Early Life
Wyler was born Wilhelm Weiller to a Jewish family in Mulhouse, Alsace (part of the then-German Empire). His Swiss father, Leopold, started as a traveling salesman which he later turned into a thriving haberdashery business. His mother, Melanie (died February 13, 1955, Los Angeles, California, aged 77), was German, and a cousin of Carl Laemmle, founder of Universal Pictures. During Wyler's childhood, he attended a number of schools and developed a reputation as "something of a hellraiser", being expelled more than once for misbehavior. His mother often took him and his older brother Robert to concerts, opera, and the theatre, as well as the early cinema. Sometimes at home his family and their friends would stage amateur theatricals for personal enjoyment.
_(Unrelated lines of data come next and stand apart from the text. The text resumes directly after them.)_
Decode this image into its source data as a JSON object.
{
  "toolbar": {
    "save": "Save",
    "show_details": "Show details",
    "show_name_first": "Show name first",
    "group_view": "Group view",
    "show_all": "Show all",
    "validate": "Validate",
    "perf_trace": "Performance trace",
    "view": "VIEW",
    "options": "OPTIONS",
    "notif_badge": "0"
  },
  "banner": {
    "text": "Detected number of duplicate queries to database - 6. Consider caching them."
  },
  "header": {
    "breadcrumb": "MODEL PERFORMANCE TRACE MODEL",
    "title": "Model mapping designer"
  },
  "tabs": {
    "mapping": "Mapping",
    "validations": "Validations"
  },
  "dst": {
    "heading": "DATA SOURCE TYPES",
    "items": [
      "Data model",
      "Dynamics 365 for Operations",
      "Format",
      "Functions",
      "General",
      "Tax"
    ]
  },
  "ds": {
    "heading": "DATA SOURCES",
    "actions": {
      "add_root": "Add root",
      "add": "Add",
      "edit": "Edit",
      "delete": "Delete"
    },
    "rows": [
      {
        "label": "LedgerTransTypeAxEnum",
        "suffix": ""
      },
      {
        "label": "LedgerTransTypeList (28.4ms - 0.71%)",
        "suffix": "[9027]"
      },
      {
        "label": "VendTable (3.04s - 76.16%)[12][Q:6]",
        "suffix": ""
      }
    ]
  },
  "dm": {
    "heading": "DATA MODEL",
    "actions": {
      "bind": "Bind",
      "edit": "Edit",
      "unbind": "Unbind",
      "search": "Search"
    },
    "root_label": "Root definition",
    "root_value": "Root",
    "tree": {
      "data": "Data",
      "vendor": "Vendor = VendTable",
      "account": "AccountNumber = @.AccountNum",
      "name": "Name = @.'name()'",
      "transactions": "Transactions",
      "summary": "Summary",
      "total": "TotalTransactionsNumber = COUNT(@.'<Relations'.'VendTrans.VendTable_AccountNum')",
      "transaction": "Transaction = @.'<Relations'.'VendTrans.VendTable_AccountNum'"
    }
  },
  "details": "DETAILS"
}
After realizing that Willi was not interested in the family business, and having suffered through a terrible year financially after World War I, his mother contacted her distant cousin about opportunities for him. Laemmle was in the habit of coming to Europe each year and finding promising young men who would work in America. In 1921, Wyler, traveling as a Swiss citizen (his father's status automatically conferred Swiss citizenship to his sons), found himself and a young Czech man, Paul Kohner (later the independent agent), aboard the same ship en route to New York. Their enjoyment of the first class trip was short-lived as they found they had to pay back the cost of the passage out of their $25 weekly income as messengers to Universal Pictures in New York. After working in New York for several years, and even serving in the New York National Guard for a year, Wyler decided he wanted to go to Hollywood and be a director.